Just looking at this as a ghost-free historic house, I’d compare this to the lightkeeper’s house at Cabrillo. That house is just how the one family lived and you can’t walk into any of the rooms. That’s fine since honestly the Cabrillo Lighthouse has way more going for itself in terms of location and stuff to do besides the one house walkthrough. Being in the Gaslamp the Davis-Horton House is limited, but you do get access to a few of rooms so that’s a plus. Some room setups and belongings represent a different owner of the home. You’ve got Alonzo Horton’s bedroom, a generic children’s room, a generic Victorian bathroom, a hospital room from the 1800’s run by Ana Scheper, an old-timey kitchen, a Victorian dining room, and a Victorian parlor circa 1870-1901. I won’t tell you the details but that’s only because you say one thing and the whole brochure section on that room is finished maybe get the audio tour for more detail. The big negative is there are too many signs on the furniture saying “don’t touch” and “don’t sit” which ruin the look of the piece. I worry about people who need the signs telling them not to plop down on antique furniture in a museum or not to touch oil paintings. There’s also a note in the brochure to not use the victorian display bathroom as an actual bathroom. They’ve had some issues with that I’m sure. WHO RAISED YOU PEOPLE?

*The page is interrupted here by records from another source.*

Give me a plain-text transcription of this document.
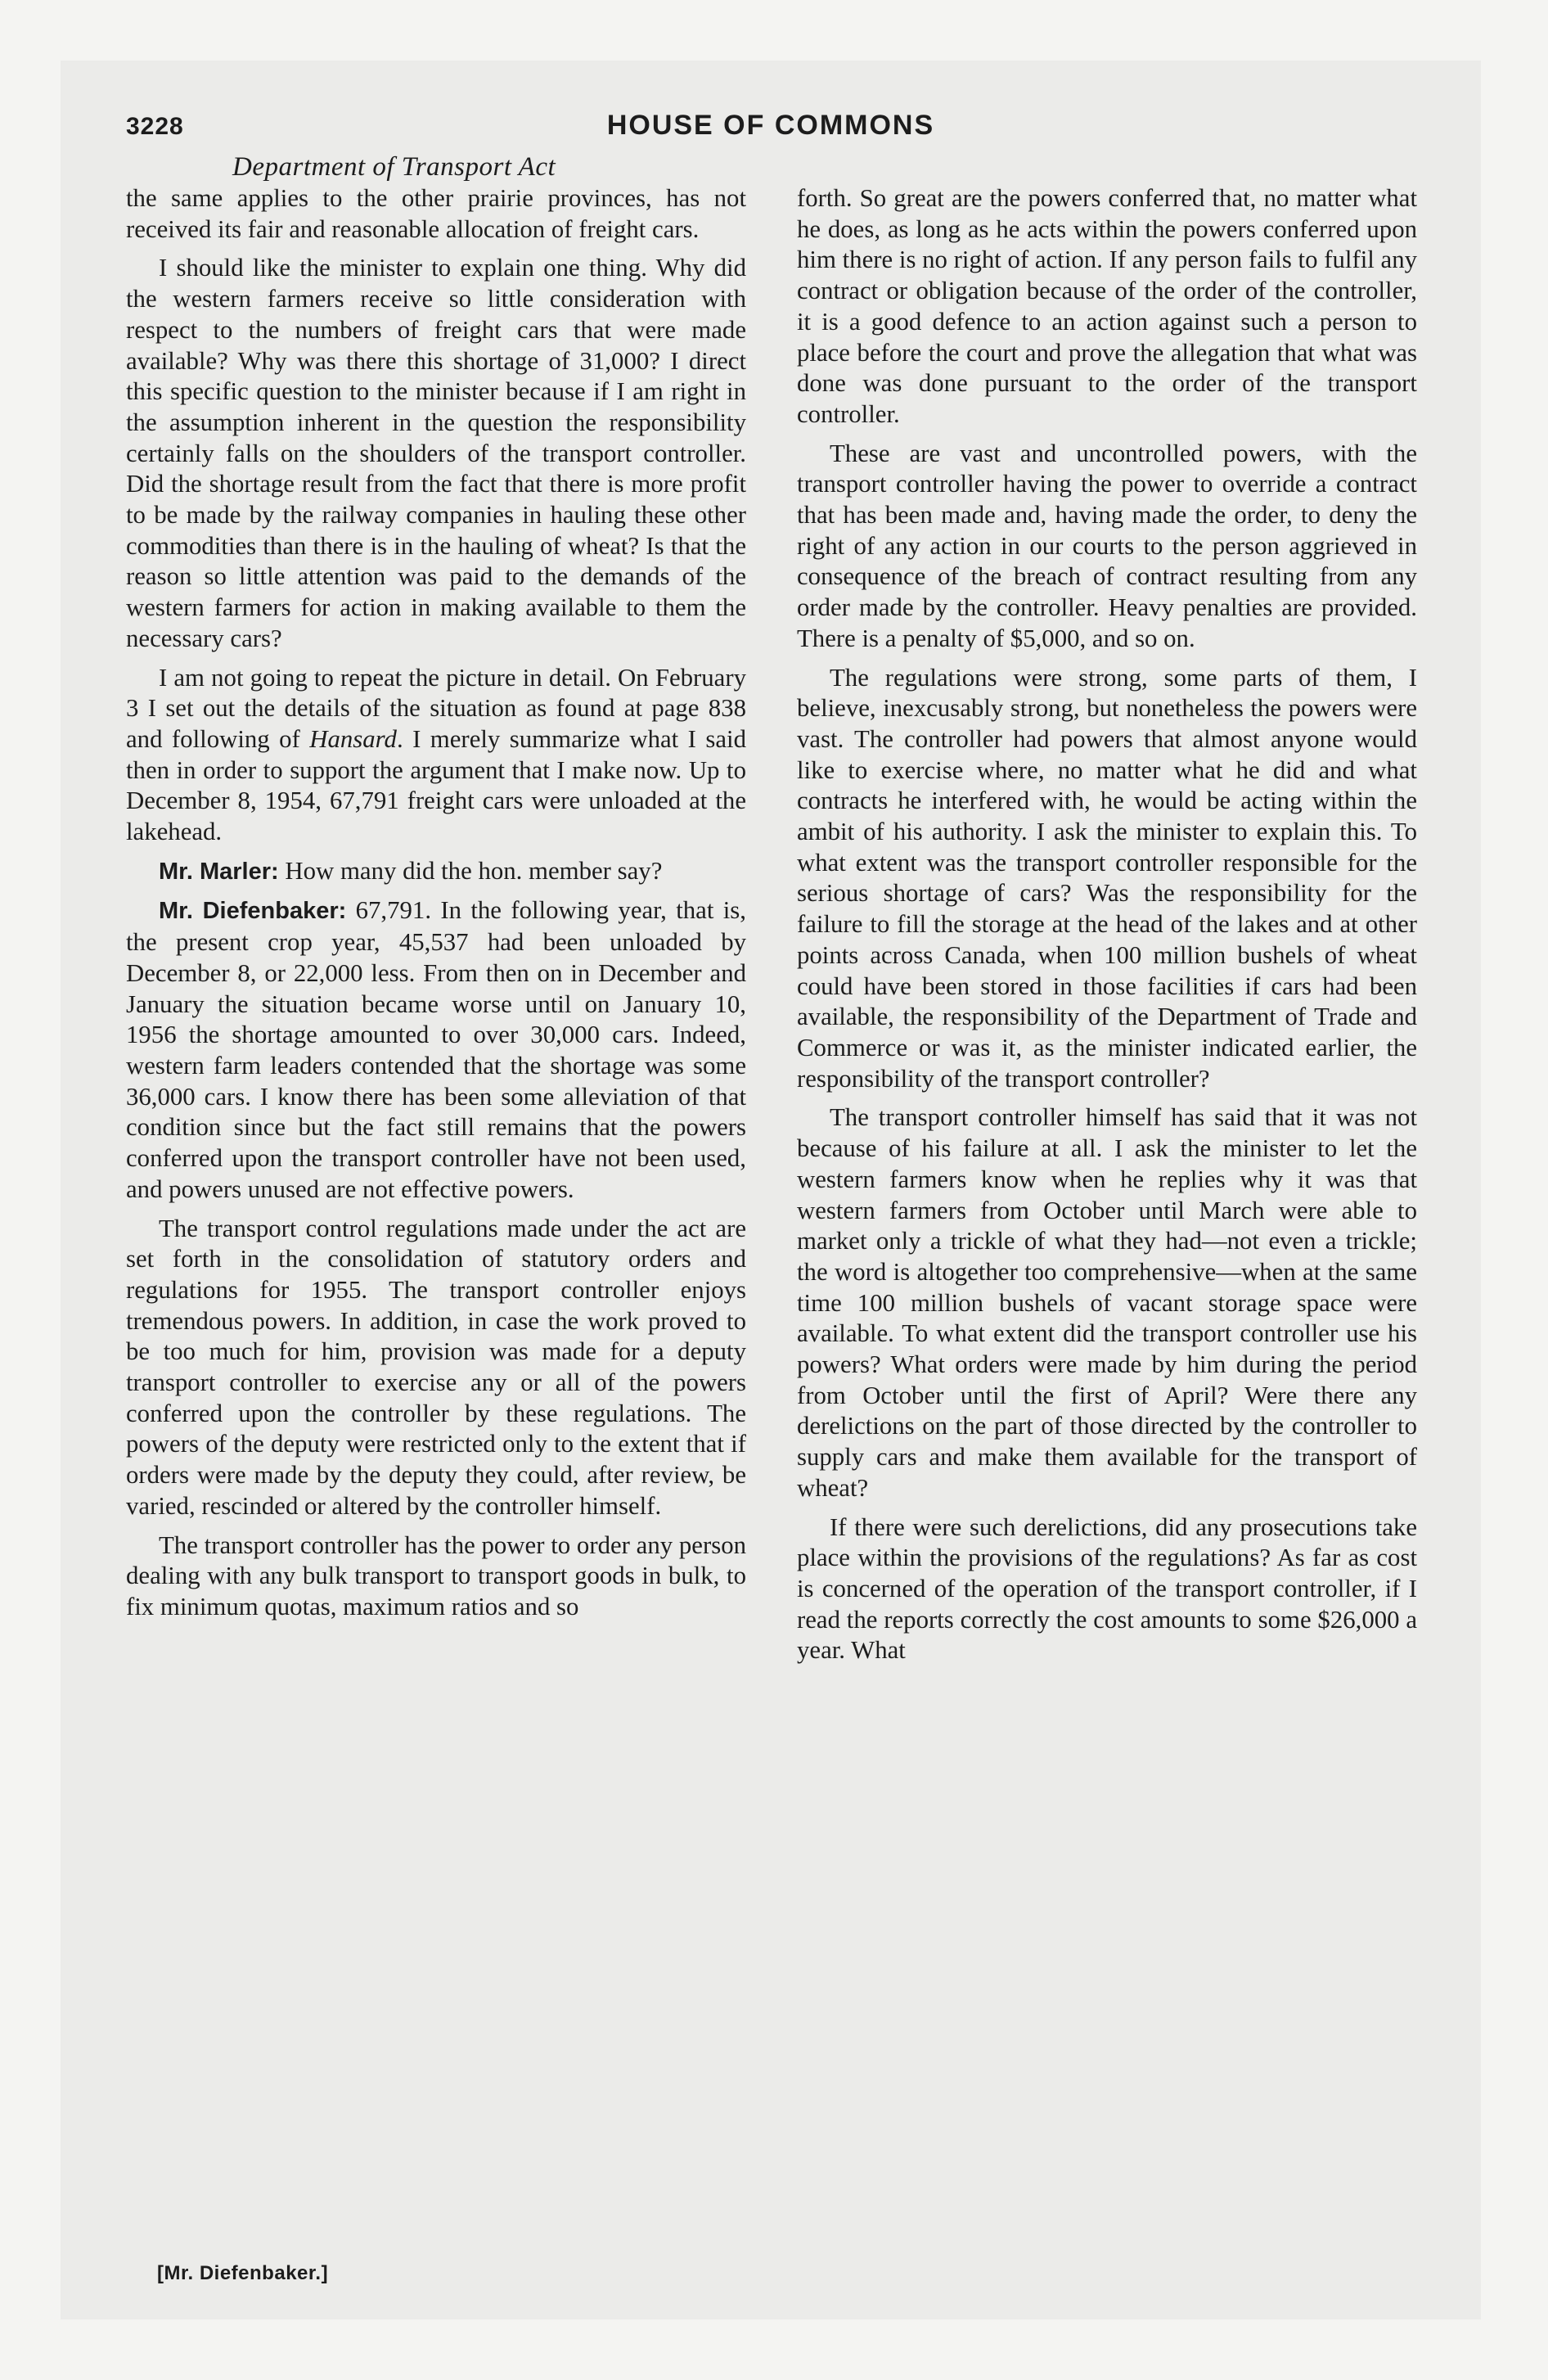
3228	HOUSE OF COMMONS
Department of Transport Act

the same applies to the other prairie provinces, has not received its fair and reasonable allocation of freight cars.

I should like the minister to explain one thing. Why did the western farmers receive so little consideration with respect to the numbers of freight cars that were made available? Why was there this shortage of 31,000? I direct this specific question to the minister because if I am right in the assumption inherent in the question the responsibility certainly falls on the shoulders of the transport controller. Did the shortage result from the fact that there is more profit to be made by the railway companies in hauling these other commodities than there is in the hauling of wheat? Is that the reason so little attention was paid to the demands of the western farmers for action in making available to them the necessary cars?

I am not going to repeat the picture in detail. On February 3 I set out the details of the situation as found at page 838 and following of Hansard. I merely summarize what I said then in order to support the argument that I make now. Up to December 8, 1954, 67,791 freight cars were unloaded at the lakehead.

Mr. Marler: How many did the hon. member say?

Mr. Diefenbaker: 67,791. In the following year, that is, the present crop year, 45,537 had been unloaded by December 8, or 22,000 less. From then on in December and January the situation became worse until on January 10, 1956 the shortage amounted to over 30,000 cars. Indeed, western farm leaders contended that the shortage was some 36,000 cars. I know there has been some alleviation of that condition since but the fact still remains that the powers conferred upon the transport controller have not been used, and powers unused are not effective powers.

The transport control regulations made under the act are set forth in the consolidation of statutory orders and regulations for 1955. The transport controller enjoys tremendous powers. In addition, in case the work proved to be too much for him, provision was made for a deputy transport controller to exercise any or all of the powers conferred upon the controller by these regulations. The powers of the deputy were restricted only to the extent that if orders were made by the deputy they could, after review, be varied, rescinded or altered by the controller himself.

The transport controller has the power to order any person dealing with any bulk transport to transport goods in bulk, to fix minimum quotas, maximum ratios and so

forth. So great are the powers conferred that, no matter what he does, as long as he acts within the powers conferred upon him there is no right of action. If any person fails to fulfil any contract or obligation because of the order of the controller, it is a good defence to an action against such a person to place before the court and prove the allegation that what was done was done pursuant to the order of the transport controller.

These are vast and uncontrolled powers, with the transport controller having the power to override a contract that has been made and, having made the order, to deny the right of any action in our courts to the person aggrieved in consequence of the breach of contract resulting from any order made by the controller. Heavy penalties are provided. There is a penalty of $5,000, and so on.

The regulations were strong, some parts of them, I believe, inexcusably strong, but nonetheless the powers were vast. The controller had powers that almost anyone would like to exercise where, no matter what he did and what contracts he interfered with, he would be acting within the ambit of his authority. I ask the minister to explain this. To what extent was the transport controller responsible for the serious shortage of cars? Was the responsibility for the failure to fill the storage at the head of the lakes and at other points across Canada, when 100 million bushels of wheat could have been stored in those facilities if cars had been available, the responsibility of the Department of Trade and Commerce or was it, as the minister indicated earlier, the responsibility of the transport controller?

The transport controller himself has said that it was not because of his failure at all. I ask the minister to let the western farmers know when he replies why it was that western farmers from October until March were able to market only a trickle of what they had—not even a trickle; the word is altogether too comprehensive—when at the same time 100 million bushels of vacant storage space were available. To what extent did the transport controller use his powers? What orders were made by him during the period from October until the first of April? Were there any derelictions on the part of those directed by the controller to supply cars and make them available for the transport of wheat?

If there were such derelictions, did any prosecutions take place within the provisions of the regulations? As far as cost is concerned of the operation of the transport controller, if I read the reports correctly the cost amounts to some $26,000 a year. What

[Mr. Diefenbaker.]
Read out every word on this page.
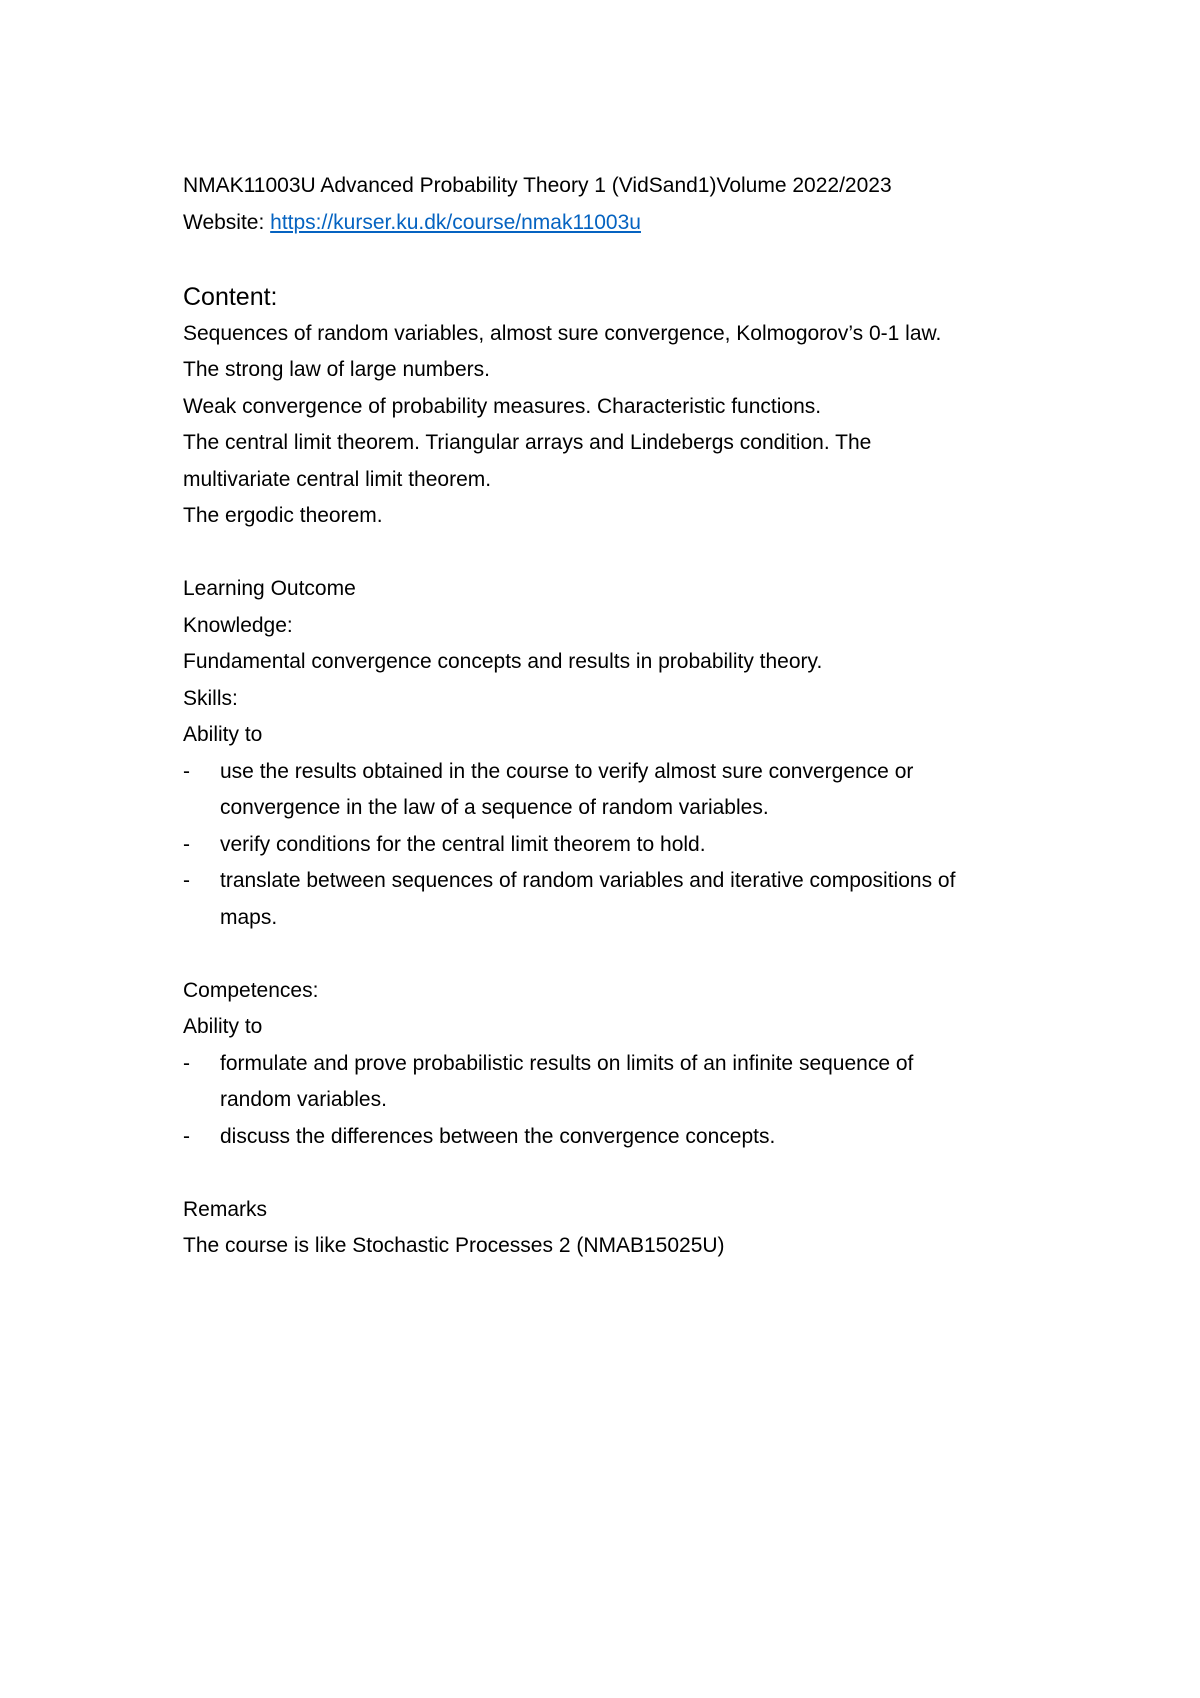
NMAK11003U Advanced Probability Theory 1 (VidSand1)Volume 2022/2023
Website: https://kurser.ku.dk/course/nmak11003u
Content:
Sequences of random variables, almost sure convergence, Kolmogorov’s 0-1 law.
The strong law of large numbers.
Weak convergence of probability measures. Characteristic functions.
The central limit theorem. Triangular arrays and Lindebergs condition. The
multivariate central limit theorem.
The ergodic theorem.
Learning Outcome
Knowledge:
Fundamental convergence concepts and results in probability theory.
Skills:
Ability to
- use the results obtained in the course to verify almost sure convergence or
convergence in the law of a sequence of random variables.
- verify conditions for the central limit theorem to hold.
- translate between sequences of random variables and iterative compositions of
maps.
Competences:
Ability to
- formulate and prove probabilistic results on limits of an infinite sequence of
random variables.
- discuss the differences between the convergence concepts.
Remarks
The course is like Stochastic Processes 2 (NMAB15025U)
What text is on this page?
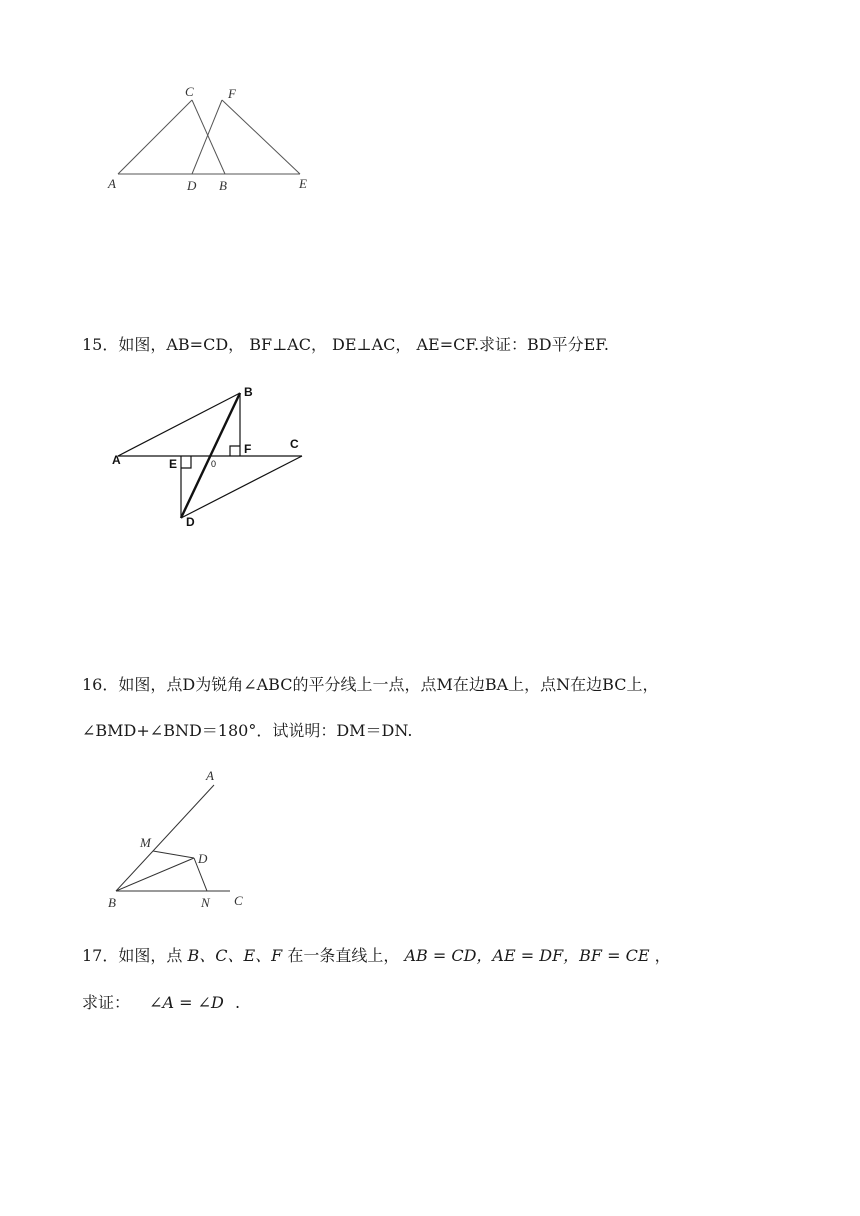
A
C	F
D B	E
15．如图，AB=CD， BF⊥AC， DE⊥AC， AE=CF.求证：BD平分EF.
A
B
C
D
E
F
0
16．如图，点D为锐角∠ABC的平分线上一点，点M在边BA上，点N在边BC上，
∠BMD+∠BND＝180°．试说明：DM＝DN.
A
M
D
B	N C
17．如图，点 B、C、E、F 在一条直线上， AB = CD，AE = DF，BF = CE ，
求证： ∠A = ∠D .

I enjoyed walking through the kitchen because I have a thing for old stoves and a nice pie safe. I also liked the story behind the Lohman-Deyo study, the wide wood planks in the 2nd floor hallway, and Alonzo Horton’s belongings in the bedroom. There’s also a nice little shaded park next to the home with dog statues (San Diego’s first and only Town Dog, Bum) and plenty of benches. I paid, I saw, I killed some time, and got some okay pictures. Great for tourists who are looking for something besides day drinking and trinket shopping in the Gaslamp! Locals might not be so interested, unless you’re a believer in the paranormal or just local history. It is the oldest wooden structure Downtown and it’s nice to see a building the way it was vs just the plaques on the converted buildings saying what they were.